The former Niki airline, which he founded in 2003, will begin operations under its new name on March 25 with six leased aircraft. Its first flight will be from Duesseldor­f, Germany, to Palma de Mallorca.

“You cannot expect to make money in the first year. But if you make it right, you should start earning money from the second year on,” Lauda said in a news conference in Vienna.

The three-times Formula One champion pipped British Airways owner IAG to win the bidding for Niki in January, initially investing around 50 million euros ($62 million) and then more to relaunch operations.

Lauda said he will add flights from Switzerlan­d from April and from Austria from June, expanding the fleet to 21 planes. The carrier will fly to holiday destinatio­ns in Greece, Spain and Italy in summer and add city shuttles and charter flights later this year.

“Shuttles at the right price with the right product plus charter flights, this is what we need and my goal is to implement that from autumn,” he said.

Of the 60,000 takeoff and landing slots he bought as Niki assets only 40,000 were needed, and he will return 20,000.

The 69-year-old Austrian has a deal in place for German holiday airline Condor, part of Thomas Cook, to sell flights for Laudamotio­n and provide marketing and crew planning.

It is as yet unclear how a cooperatio­n planned with Lufthansa could be organized.

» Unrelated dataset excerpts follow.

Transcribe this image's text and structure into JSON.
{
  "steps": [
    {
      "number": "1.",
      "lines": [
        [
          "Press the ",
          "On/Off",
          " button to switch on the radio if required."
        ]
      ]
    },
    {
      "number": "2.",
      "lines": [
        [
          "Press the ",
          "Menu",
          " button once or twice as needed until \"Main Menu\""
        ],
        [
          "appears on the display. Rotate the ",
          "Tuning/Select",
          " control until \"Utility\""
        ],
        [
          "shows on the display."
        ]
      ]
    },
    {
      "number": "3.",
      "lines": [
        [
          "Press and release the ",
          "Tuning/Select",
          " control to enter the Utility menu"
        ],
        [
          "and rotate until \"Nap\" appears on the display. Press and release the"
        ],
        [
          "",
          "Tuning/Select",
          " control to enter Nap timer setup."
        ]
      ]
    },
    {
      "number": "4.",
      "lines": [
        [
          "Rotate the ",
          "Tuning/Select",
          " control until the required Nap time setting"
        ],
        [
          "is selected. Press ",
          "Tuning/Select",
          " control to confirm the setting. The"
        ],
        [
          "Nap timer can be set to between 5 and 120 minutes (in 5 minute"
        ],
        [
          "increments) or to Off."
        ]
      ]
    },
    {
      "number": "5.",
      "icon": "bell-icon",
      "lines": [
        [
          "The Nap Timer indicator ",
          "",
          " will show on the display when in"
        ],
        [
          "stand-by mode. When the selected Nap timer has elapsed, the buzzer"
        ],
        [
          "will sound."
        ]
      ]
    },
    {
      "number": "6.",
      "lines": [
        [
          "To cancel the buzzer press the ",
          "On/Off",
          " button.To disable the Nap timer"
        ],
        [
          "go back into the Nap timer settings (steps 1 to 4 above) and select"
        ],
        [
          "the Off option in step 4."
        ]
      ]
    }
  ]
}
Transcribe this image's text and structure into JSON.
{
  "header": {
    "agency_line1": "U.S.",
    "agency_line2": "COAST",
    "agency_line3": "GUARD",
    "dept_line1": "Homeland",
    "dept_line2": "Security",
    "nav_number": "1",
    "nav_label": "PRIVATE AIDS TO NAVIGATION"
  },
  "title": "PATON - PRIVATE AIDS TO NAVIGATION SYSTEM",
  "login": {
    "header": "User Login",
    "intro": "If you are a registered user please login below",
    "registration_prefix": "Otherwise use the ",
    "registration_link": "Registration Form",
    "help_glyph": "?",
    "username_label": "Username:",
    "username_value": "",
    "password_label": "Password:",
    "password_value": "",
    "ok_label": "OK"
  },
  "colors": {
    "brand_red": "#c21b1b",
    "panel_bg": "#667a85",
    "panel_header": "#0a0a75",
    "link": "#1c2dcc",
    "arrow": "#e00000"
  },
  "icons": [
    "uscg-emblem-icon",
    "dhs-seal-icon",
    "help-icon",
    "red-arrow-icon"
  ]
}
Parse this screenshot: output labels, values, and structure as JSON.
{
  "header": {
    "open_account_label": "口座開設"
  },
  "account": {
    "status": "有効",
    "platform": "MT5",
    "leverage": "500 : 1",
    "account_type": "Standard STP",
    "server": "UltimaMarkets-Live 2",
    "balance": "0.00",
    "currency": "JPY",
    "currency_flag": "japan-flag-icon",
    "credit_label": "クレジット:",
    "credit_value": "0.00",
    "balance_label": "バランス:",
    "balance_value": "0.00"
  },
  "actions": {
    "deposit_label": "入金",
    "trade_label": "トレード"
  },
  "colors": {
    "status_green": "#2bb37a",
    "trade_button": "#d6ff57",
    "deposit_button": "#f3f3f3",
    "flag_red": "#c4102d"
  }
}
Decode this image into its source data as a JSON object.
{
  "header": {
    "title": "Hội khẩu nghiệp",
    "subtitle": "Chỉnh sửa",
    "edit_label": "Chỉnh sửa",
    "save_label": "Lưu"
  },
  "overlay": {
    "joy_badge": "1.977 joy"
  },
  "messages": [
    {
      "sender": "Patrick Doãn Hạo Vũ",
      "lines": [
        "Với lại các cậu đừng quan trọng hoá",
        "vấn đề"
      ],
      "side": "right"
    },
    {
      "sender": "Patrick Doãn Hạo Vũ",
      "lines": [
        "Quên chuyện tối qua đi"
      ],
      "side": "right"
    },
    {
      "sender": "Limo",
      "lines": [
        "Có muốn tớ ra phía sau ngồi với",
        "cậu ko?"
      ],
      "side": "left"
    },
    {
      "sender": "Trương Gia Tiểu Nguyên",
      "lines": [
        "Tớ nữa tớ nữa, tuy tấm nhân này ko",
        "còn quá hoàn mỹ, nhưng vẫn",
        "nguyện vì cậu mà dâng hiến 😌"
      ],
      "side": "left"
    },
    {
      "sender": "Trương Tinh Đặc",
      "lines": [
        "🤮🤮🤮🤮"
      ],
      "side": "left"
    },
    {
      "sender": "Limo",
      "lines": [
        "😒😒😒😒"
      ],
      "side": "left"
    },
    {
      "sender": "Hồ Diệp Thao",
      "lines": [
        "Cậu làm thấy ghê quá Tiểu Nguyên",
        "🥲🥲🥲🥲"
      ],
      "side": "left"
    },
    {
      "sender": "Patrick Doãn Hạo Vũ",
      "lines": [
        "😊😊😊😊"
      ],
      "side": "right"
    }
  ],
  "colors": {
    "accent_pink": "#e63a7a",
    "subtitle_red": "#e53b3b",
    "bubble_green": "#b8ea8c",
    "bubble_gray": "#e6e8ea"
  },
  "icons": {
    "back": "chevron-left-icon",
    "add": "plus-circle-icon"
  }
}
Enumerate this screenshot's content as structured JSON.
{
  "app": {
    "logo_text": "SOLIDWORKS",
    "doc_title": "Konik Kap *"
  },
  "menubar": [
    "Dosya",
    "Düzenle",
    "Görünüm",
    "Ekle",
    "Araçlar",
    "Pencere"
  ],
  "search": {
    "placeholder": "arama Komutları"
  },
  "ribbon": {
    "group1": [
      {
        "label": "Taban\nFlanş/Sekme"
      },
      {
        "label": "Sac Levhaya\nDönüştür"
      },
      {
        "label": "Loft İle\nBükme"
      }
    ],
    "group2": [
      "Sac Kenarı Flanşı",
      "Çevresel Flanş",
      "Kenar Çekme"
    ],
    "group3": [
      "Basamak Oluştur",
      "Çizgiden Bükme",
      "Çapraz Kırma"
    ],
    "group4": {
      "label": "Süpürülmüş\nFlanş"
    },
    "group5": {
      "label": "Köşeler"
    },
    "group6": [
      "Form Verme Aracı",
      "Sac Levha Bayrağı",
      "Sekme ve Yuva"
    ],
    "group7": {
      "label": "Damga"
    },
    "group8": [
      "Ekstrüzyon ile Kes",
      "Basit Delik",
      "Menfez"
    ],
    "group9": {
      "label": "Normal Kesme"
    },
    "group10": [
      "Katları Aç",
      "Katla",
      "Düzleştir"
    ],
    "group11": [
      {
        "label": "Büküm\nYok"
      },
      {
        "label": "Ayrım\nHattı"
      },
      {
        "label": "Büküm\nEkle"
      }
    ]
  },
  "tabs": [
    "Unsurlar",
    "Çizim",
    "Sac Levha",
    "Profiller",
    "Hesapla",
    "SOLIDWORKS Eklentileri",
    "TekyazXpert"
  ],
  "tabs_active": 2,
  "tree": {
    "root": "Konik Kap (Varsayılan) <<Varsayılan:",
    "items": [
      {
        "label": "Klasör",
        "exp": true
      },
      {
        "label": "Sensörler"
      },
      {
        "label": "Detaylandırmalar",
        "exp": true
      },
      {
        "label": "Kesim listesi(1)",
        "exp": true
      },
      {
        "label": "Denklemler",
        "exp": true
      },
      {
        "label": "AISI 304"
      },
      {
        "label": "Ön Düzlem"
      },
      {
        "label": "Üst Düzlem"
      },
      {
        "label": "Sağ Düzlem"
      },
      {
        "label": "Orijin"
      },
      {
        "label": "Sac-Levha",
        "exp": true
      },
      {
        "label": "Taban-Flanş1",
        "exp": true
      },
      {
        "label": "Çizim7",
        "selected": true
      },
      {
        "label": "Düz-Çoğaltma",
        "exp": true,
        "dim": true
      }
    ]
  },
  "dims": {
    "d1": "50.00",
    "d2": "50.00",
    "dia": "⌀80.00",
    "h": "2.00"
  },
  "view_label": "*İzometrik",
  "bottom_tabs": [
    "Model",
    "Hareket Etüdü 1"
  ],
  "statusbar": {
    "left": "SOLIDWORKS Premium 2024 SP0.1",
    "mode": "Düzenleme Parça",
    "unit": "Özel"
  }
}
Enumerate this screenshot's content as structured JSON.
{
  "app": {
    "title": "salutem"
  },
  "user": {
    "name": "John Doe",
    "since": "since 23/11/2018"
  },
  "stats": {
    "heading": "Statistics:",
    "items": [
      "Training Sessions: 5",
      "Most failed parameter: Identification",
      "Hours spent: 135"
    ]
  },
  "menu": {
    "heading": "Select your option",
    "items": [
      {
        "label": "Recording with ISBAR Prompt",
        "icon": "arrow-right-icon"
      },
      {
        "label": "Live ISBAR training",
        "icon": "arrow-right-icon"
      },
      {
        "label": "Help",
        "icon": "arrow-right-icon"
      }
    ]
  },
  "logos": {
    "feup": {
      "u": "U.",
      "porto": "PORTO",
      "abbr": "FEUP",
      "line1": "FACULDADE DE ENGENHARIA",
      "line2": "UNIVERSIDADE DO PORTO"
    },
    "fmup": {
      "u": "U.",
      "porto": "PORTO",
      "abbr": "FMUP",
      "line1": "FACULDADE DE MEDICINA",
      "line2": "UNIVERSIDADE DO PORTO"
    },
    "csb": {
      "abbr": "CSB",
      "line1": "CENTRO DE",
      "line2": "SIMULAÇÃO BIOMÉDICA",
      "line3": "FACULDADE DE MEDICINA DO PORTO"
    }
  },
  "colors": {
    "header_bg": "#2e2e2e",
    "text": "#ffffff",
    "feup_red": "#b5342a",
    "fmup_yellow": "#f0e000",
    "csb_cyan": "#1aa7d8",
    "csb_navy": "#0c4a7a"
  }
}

He said talks he and Lufthansa were holding with the Austrian regulator on Friday should shed some light on whether the German carrier’s budget unit Eurowings could also sell Laudamotio­n flights, and whether it could lease back planes from Laudamotio­n including crew.

“We need to know what is allowed and what is not,” he said.

Lauda, under time pressure to sell tickets for the summer, is keen to tap his rival’s sales and marketing channels, while Lufthansa, which scrapped a plan to buy Niki due to European Commission concerns, wants to make use of Laudation’s capacity.

Laudamotio­n currently has 641 staff and needs to hire about 50 additional flight attendants to operate the 21 planes, Lauda said.